Machado desnuda a religião: entre eucaristias satânicas e papas diplomáticos, o poder clerical se revela — não como salvação, mas como mais um jogo de interesses na comédia humana

Em 26 de abril de 1896, na série final A Semana, Machado de Assis solta esta: “Que me importa já saber se o príncipe da Bulgária comungou ou não, esta semana, tendo-lhe o papa negado licença? Provavelmente não comungará mais, tudo por haver consentido que o filho fosse batizado na religião ortodoxa. Quantos outros pais terão deixado batizar os filhos em religiões alheias, sem perder por isso o direito de comungar; basta-lhes entrar na igreja próxima e falar ao vigário. Não são príncipes, não governam, não correm o perigo das alturas”.[i]

O trecho parece escrito para as discussões de conservadores católicos nas redes sociais. Uma das mais quentes é sempre quem pode e quem não pode comungar. Como eles entendem a eucaristia não apenas como uma liturgia que aproxima a comunidade, mas como uma espécie de passe de mágica, o problema se coloca: quem pode e quem não pode tomar parte nesse ritual mágico que nos aproxima da salvação de nossas almas danadas?

Isso para não falar num vídeo que vi outro dia de um padre ou um bispo americano falando que passou a dar a eucaristia na boca dos fiéis porque ele não tinha como saber se os que pegam pela mão não vão pegar a hóstia consagrada e performar com ela rituais satânicos. Vejam bem: o mundo vai muito pior do que imaginamos.
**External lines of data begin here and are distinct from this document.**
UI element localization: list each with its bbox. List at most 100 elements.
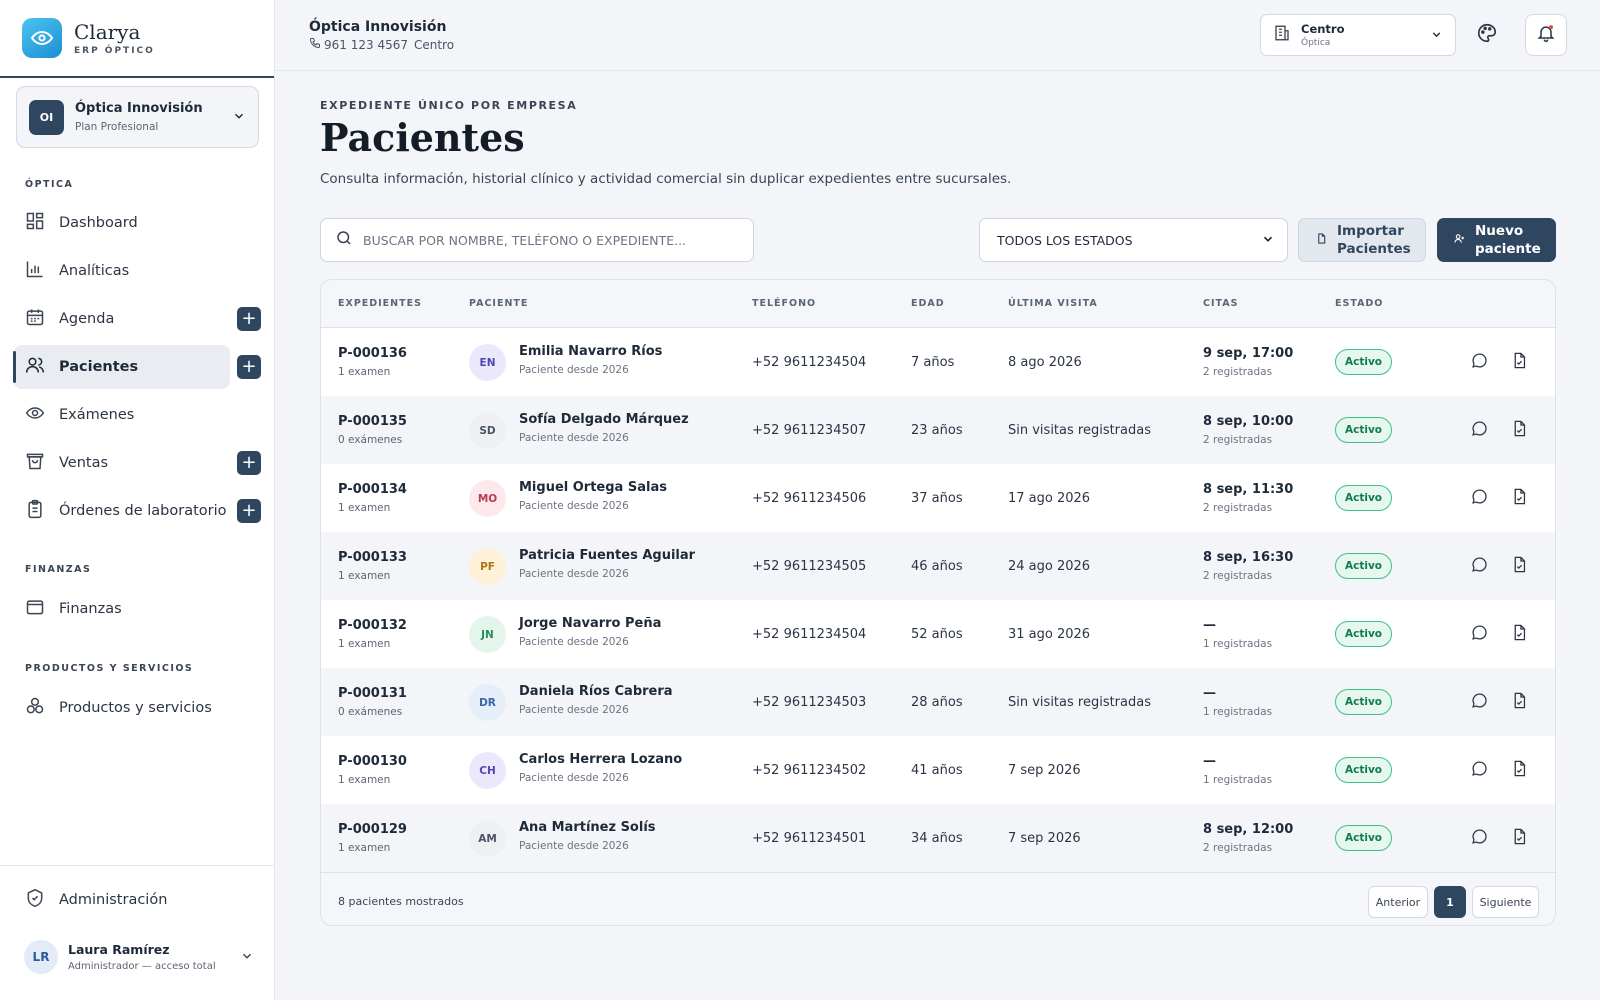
patient-name[interactable]: Miguel Ortega Salas — [519, 480, 667, 495]
user-menu[interactable]: LR Laura Ramírez Administrador — acceso … — [24, 940, 254, 974]
shield-icon — [25, 888, 45, 912]
column-header-paciente[interactable]: PACIENTE — [469, 298, 528, 309]
users-icon — [25, 355, 45, 379]
document-check-icon — [1511, 760, 1528, 781]
record-button[interactable] — [1509, 624, 1529, 644]
sidebar-item-pacientes[interactable]: Pacientes — [13, 345, 230, 389]
record-button[interactable] — [1509, 692, 1529, 712]
next-page-button[interactable]: Siguiente — [1472, 886, 1539, 918]
search-input[interactable] — [363, 232, 743, 248]
column-header-estado[interactable]: ESTADO — [1335, 298, 1383, 309]
record-button[interactable] — [1509, 760, 1529, 780]
table-row[interactable]: P-000136 1 examen EN Emilia Navarro Ríos Pac… — [321, 328, 1555, 396]
message-button[interactable] — [1469, 420, 1489, 440]
patient-age: 52 años — [911, 627, 963, 642]
expediente-id[interactable]: P-000136 — [338, 346, 407, 361]
patient-phone: +52 9611234506 — [752, 491, 867, 506]
avatar: JN — [469, 616, 506, 653]
patient-name[interactable]: Patricia Fuentes Aguilar — [519, 548, 695, 563]
branch-select[interactable]: Centro Óptica — [1260, 14, 1456, 56]
table-row[interactable]: P-000130 1 examen CH Carlos Herrera Lozano P… — [321, 736, 1555, 804]
sidebar-item-label: Administración — [59, 892, 168, 908]
add-paciente-button[interactable]: + — [237, 355, 261, 379]
sidebar-item-dashboard[interactable]: Dashboard — [14, 201, 230, 245]
record-button[interactable] — [1509, 828, 1529, 848]
add-agenda-button[interactable]: + — [237, 307, 261, 331]
column-header-edad[interactable]: EDAD — [911, 298, 945, 309]
patient-age: 46 años — [911, 559, 963, 574]
table-row[interactable]: P-000129 1 examen AM Ana Martínez Solís Paci… — [321, 804, 1555, 872]
message-button[interactable] — [1469, 624, 1489, 644]
document-check-icon — [1511, 624, 1528, 645]
message-button[interactable] — [1469, 352, 1489, 372]
column-header-telefono[interactable]: TELÉFONO — [752, 298, 816, 309]
expediente-id[interactable]: P-000131 — [338, 686, 407, 701]
avatar: PF — [469, 548, 506, 585]
brand[interactable]: Clarya ERP ÓPTICO — [0, 0, 274, 78]
table-row[interactable]: P-000131 0 exámenes DR Daniela Ríos Cabrera… — [321, 668, 1555, 736]
last-visit: 17 ago 2026 — [1008, 491, 1091, 506]
message-button[interactable] — [1469, 488, 1489, 508]
new-label-line2: paciente — [1475, 241, 1541, 257]
message-button[interactable] — [1469, 692, 1489, 712]
patient-name[interactable]: Ana Martínez Solís — [519, 820, 656, 835]
add-orden-button[interactable]: + — [237, 499, 261, 523]
table-row[interactable]: P-000135 0 exámenes SD Sofía Delgado Márque… — [321, 396, 1555, 464]
current-page-button[interactable]: 1 — [1434, 886, 1466, 918]
document-check-icon — [1511, 420, 1528, 441]
appointment-count: 2 registradas — [1203, 502, 1273, 514]
new-patient-button[interactable]: Nuevo paciente — [1437, 218, 1556, 262]
patient-name[interactable]: Carlos Herrera Lozano — [519, 752, 682, 767]
record-button[interactable] — [1509, 556, 1529, 576]
expediente-id[interactable]: P-000132 — [338, 618, 407, 633]
sidebar-item-ventas[interactable]: Ventas — [14, 441, 230, 485]
user-role: Administrador — acceso total — [68, 961, 216, 972]
record-button[interactable] — [1509, 420, 1529, 440]
patient-name[interactable]: Emilia Navarro Ríos — [519, 344, 662, 359]
sidebar-item-finanzas[interactable]: Finanzas — [14, 587, 230, 631]
patient-name[interactable]: Jorge Navarro Peña — [519, 616, 661, 631]
page-description: Consulta información, historial clínico … — [320, 171, 1012, 187]
expediente-id[interactable]: P-000130 — [338, 754, 407, 769]
sidebar-item-label: Pacientes — [59, 359, 139, 375]
message-button[interactable] — [1469, 556, 1489, 576]
company-switcher[interactable]: OI Óptica Innovisión Plan Profesional — [16, 86, 259, 148]
sidebar-item-analiticas[interactable]: Analíticas — [14, 249, 230, 293]
message-button[interactable] — [1469, 760, 1489, 780]
avatar: EN — [469, 344, 506, 381]
record-button[interactable] — [1509, 488, 1529, 508]
status-filter-select[interactable]: TODOS LOS ESTADOS — [979, 218, 1288, 262]
expediente-id[interactable]: P-000133 — [338, 550, 407, 565]
patient-name[interactable]: Daniela Ríos Cabrera — [519, 684, 673, 699]
table-row[interactable]: P-000133 1 examen PF Patricia Fuentes Aguil… — [321, 532, 1555, 600]
last-visit: 8 ago 2026 — [1008, 355, 1082, 370]
expediente-id[interactable]: P-000135 — [338, 414, 407, 429]
sidebar-item-label: Productos y servicios — [59, 700, 212, 716]
column-header-expedientes[interactable]: EXPEDIENTES — [338, 298, 422, 309]
table-row[interactable]: P-000134 1 examen MO Miguel Ortega Salas Pac… — [321, 464, 1555, 532]
document-check-icon — [1511, 556, 1528, 577]
expediente-id[interactable]: P-000134 — [338, 482, 407, 497]
notifications-button[interactable] — [1525, 14, 1567, 56]
column-header-ultima-visita[interactable]: ÚLTIMA VISITA — [1008, 298, 1098, 309]
sidebar-item-agenda[interactable]: Agenda — [14, 297, 230, 341]
avatar: LR — [24, 940, 58, 974]
chat-bubble-icon — [1471, 556, 1488, 577]
next-appointment: 8 sep, 16:30 — [1203, 550, 1294, 565]
last-visit: Sin visitas registradas — [1008, 423, 1151, 438]
add-venta-button[interactable]: + — [237, 451, 261, 475]
company-plan: Plan Profesional — [75, 121, 159, 133]
import-patients-button[interactable]: Importar Pacientes — [1298, 218, 1426, 262]
record-button[interactable] — [1509, 352, 1529, 372]
sidebar-item-administracion[interactable]: Administración — [14, 878, 230, 922]
theme-button[interactable] — [1474, 22, 1500, 48]
column-header-citas[interactable]: CITAS — [1203, 298, 1238, 309]
sidebar-item-productos[interactable]: Productos y servicios — [14, 686, 230, 730]
sidebar-item-examenes[interactable]: Exámenes — [14, 393, 230, 437]
previous-page-button[interactable]: Anterior — [1368, 886, 1428, 918]
message-button[interactable] — [1469, 828, 1489, 848]
patient-name[interactable]: Sofía Delgado Márquez — [519, 412, 689, 427]
expediente-id[interactable]: P-000129 — [338, 822, 407, 837]
sidebar-item-ordenes-laboratorio[interactable]: Órdenes de laboratorio — [14, 489, 230, 533]
table-row[interactable]: P-000132 1 examen JN Jorge Navarro Peña Paci… — [321, 600, 1555, 668]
Mas Machado de Assis coloca o problema nos seus termos corretos: não sendo você um príncipe, se alguém lhe negar a comunhão, e ela for importante para sua vida, basta ir na paróquia ao lado, onde o padre não te conhece e simplesmente dá a eucaristia para quem lhe aparece na frente. O mundo real continua funcionando de acordo com sua lógica própria de necessidade e as discussões simplesmente desaparecem no encaminhar da necessidade, que é quem realmente dita o modo de funcionamento da realidade.

A crônica, no seu conjunto, é um elogio a Shakespeare, autor da predileção evidente de Machado de Assis. A sua pergunta inicial (que me importa?) é feita na comparação com a notícia do fim das festas do Bardo na Inglaterra. E ele vai listando todos os conflitos então em curso, e muito provavelmente matéria dos jornais daquela semana, para terminar dizendo: “Um dia, quando já não houver império britânico nem república norte-americana, haverá Shakespeare; quando se não falar inglês, falar-se-á Shakespeare. Que valerão então todas as atuais discórdias? O mesmo que as dos gregos, que deixaram Homero e os trágicos”.[ii]
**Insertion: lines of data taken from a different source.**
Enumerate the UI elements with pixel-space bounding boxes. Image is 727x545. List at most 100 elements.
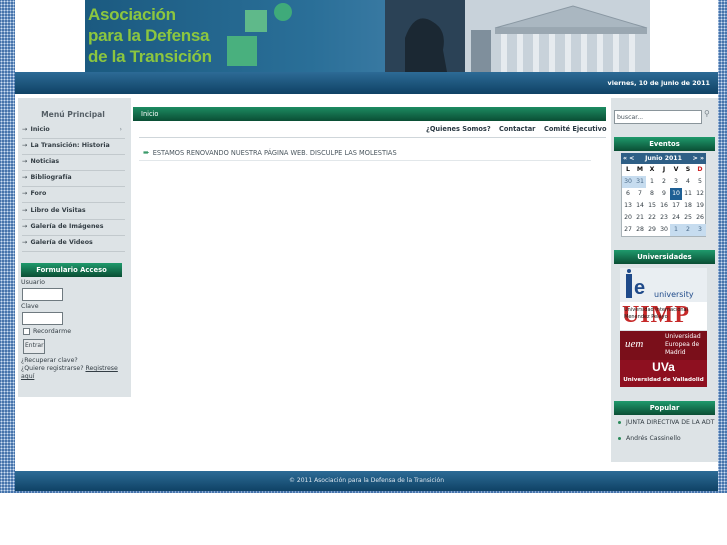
calendar-day[interactable]: 28 xyxy=(634,224,646,236)
menu-item-historia[interactable]: → La Transición: Historia xyxy=(22,139,125,155)
events-title: Eventos xyxy=(614,137,715,151)
calendar-next-button[interactable]: > » xyxy=(693,155,704,162)
calendar-day[interactable]: 25 xyxy=(682,212,694,224)
calendar-day[interactable]: 4 xyxy=(682,176,694,188)
logo-squares-graphic xyxy=(227,3,292,66)
calendar-day[interactable]: 3 xyxy=(670,176,682,188)
nav-contactar[interactable]: Contactar xyxy=(499,125,535,133)
calendar-day[interactable]: 23 xyxy=(658,212,670,224)
remember-me-checkbox[interactable] xyxy=(23,328,30,335)
calendar-day[interactable]: 11 xyxy=(682,188,694,200)
menu-item-label: Foro xyxy=(30,190,47,197)
menu-item-galeria-videos[interactable]: → Galería de Videos xyxy=(22,236,125,252)
calendar-day[interactable]: 26 xyxy=(694,212,706,224)
renovation-notice: ➨ ESTAMOS RENOVANDO NUESTRA PÁGINA WEB. D… xyxy=(143,148,397,157)
nav-comite-ejecutivo[interactable]: Comité Ejecutivo xyxy=(544,125,607,133)
menu-item-label: Bibliografía xyxy=(30,174,72,181)
calendar-day[interactable]: 13 xyxy=(622,200,634,212)
site-logo-text: Asociación para la Defensa de la Transic… xyxy=(88,4,228,67)
calendar-day[interactable]: 24 xyxy=(670,212,682,224)
calendar-day[interactable]: 1 xyxy=(670,224,682,236)
logo-line-3: de la Transición xyxy=(88,47,212,66)
calendar-day[interactable]: 30 xyxy=(658,224,670,236)
calendar-day[interactable]: 14 xyxy=(634,200,646,212)
login-form-title: Formulario Acceso xyxy=(21,263,122,277)
remember-me-label: Recordarme xyxy=(33,328,72,335)
arrow-right-icon: → xyxy=(22,223,28,230)
logo-line-1: Asociación xyxy=(88,5,176,24)
university-logo-uimp[interactable]: UIMP Universidad Internacional Menéndez … xyxy=(620,302,707,330)
calendar-header: « < Junio 2011 > » xyxy=(621,153,706,164)
calendar-day[interactable]: 15 xyxy=(646,200,658,212)
calendar-day[interactable]: 1 xyxy=(646,176,658,188)
calendar-day[interactable]: 22 xyxy=(646,212,658,224)
calendar-day[interactable]: 21 xyxy=(634,212,646,224)
header-banner[interactable]: Asociación para la Defensa de la Transic… xyxy=(85,0,650,72)
search-input[interactable]: buscar... xyxy=(614,110,702,124)
calendar-day[interactable]: 31 xyxy=(634,176,646,188)
password-input[interactable] xyxy=(22,312,63,325)
calendar-weekday: X xyxy=(649,166,655,173)
calendar-day[interactable]: 29 xyxy=(646,224,658,236)
svg-text:e: e xyxy=(634,277,645,299)
page: Asociación para la Defensa de la Transic… xyxy=(0,0,727,545)
calendar-day[interactable]: 8 xyxy=(646,188,658,200)
nav-quienes-somos[interactable]: ¿Quienes Somos? xyxy=(426,125,491,133)
popular-item-label[interactable]: JUNTA DIRECTIVA DE LA ADT xyxy=(618,419,718,427)
menu-item-noticias[interactable]: → Noticias xyxy=(22,155,125,171)
username-label: Usuario xyxy=(21,279,45,286)
calendar-day[interactable]: 12 xyxy=(694,188,706,200)
username-input[interactable] xyxy=(22,288,63,301)
menu-item-galeria-imagenes[interactable]: → Galería de Imágenes xyxy=(22,220,125,236)
calendar-weekday: M xyxy=(636,166,644,173)
calendar-day[interactable]: 7 xyxy=(634,188,646,200)
popular-item[interactable]: Andrés Cassinello xyxy=(618,435,718,443)
calendar-day-today[interactable]: 10 xyxy=(670,188,682,200)
uem-mark: uem xyxy=(625,338,644,350)
header-spacer-left xyxy=(15,0,85,72)
menu-item-foro[interactable]: → Foro xyxy=(22,187,125,203)
calendar-day[interactable]: 16 xyxy=(658,200,670,212)
calendar-day[interactable]: 5 xyxy=(694,176,706,188)
university-logo-ie[interactable]: e university xyxy=(620,268,707,302)
calendar-day[interactable]: 30 xyxy=(622,176,634,188)
register-line: ¿Quiere registrarse? Registrese aquí xyxy=(21,365,129,381)
search-icon[interactable]: ⚲ xyxy=(704,109,710,118)
menu-item-label: Galería de Videos xyxy=(30,239,93,246)
calendar-grid: L M X J V S D 30 31 1 2 3 4 5 6 7 8 9 10 11 12 13 14 15 16 17 18 19… xyxy=(621,164,706,237)
forgot-password-link[interactable]: ¿Recuperar clave? xyxy=(21,357,78,365)
arrow-right-icon: → xyxy=(22,174,28,181)
calendar-day[interactable]: 6 xyxy=(622,188,634,200)
calendar-day[interactable]: 9 xyxy=(658,188,670,200)
login-submit-button[interactable]: Entrar xyxy=(23,339,45,354)
calendar-day[interactable]: 20 xyxy=(622,212,634,224)
menu-item-label: Libro de Visitas xyxy=(30,207,86,214)
calendar-day[interactable]: 2 xyxy=(658,176,670,188)
bullet-icon xyxy=(618,421,621,424)
uimp-label: Universidad Internacional Menéndez Pelay… xyxy=(624,307,689,320)
arrow-right-icon: → xyxy=(22,239,28,246)
calendar-day[interactable]: 3 xyxy=(694,224,706,236)
ie-university-label: university xyxy=(654,290,694,299)
arrow-right-icon: → xyxy=(22,126,28,133)
arrow-right-icon: → xyxy=(22,190,28,197)
bullet-icon xyxy=(618,437,621,440)
university-logo-uem[interactable]: uem Universidad Europea de Madrid xyxy=(620,331,707,360)
popular-item[interactable]: JUNTA DIRECTIVA DE LA ADT xyxy=(618,419,718,427)
password-label: Clave xyxy=(21,303,39,310)
menu-item-label: Galería de Imágenes xyxy=(30,223,104,230)
menu-item-bibliografia[interactable]: → Bibliografía xyxy=(22,171,125,187)
university-logo-uva[interactable]: UVa Universidad de Valladolid xyxy=(620,360,707,387)
calendar-weekday: L xyxy=(626,166,630,173)
menu-item-inicio[interactable]: → Inicio › xyxy=(22,123,125,139)
calendar-day[interactable]: 18 xyxy=(682,200,694,212)
calendar-weekday: V xyxy=(673,166,679,173)
breadcrumb[interactable]: Inicio xyxy=(133,107,606,121)
popular-item-label[interactable]: Andrés Cassinello xyxy=(618,435,718,443)
calendar-day[interactable]: 27 xyxy=(622,224,634,236)
menu-item-libro-visitas[interactable]: → Libro de Visitas xyxy=(22,204,125,220)
menu-item-label: La Transición: Historia xyxy=(30,142,110,149)
calendar-day[interactable]: 19 xyxy=(694,200,706,212)
calendar-day[interactable]: 2 xyxy=(682,224,694,236)
calendar-day[interactable]: 17 xyxy=(670,200,682,212)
É uma linda manifestação de admiração pelo Bardo, mas, mais do que isso, e visto no contexto de nossas disputas religiosas que, como ele havia dito um parágrafo mais acima, “come gente, sangue e dinheiro” é uma espécie de constatação (cética, dirão alguns; materialista, diria eu) de que o curso dos acontecimentos vai se seguindo e as lutas se extinguindo; nossas mediocridades, que falam tão alto, passarão com o tempo, sobrando apenas o que realmente importa: seu registro afetivo para o repertório de emoções meditadas que é a tradição literária.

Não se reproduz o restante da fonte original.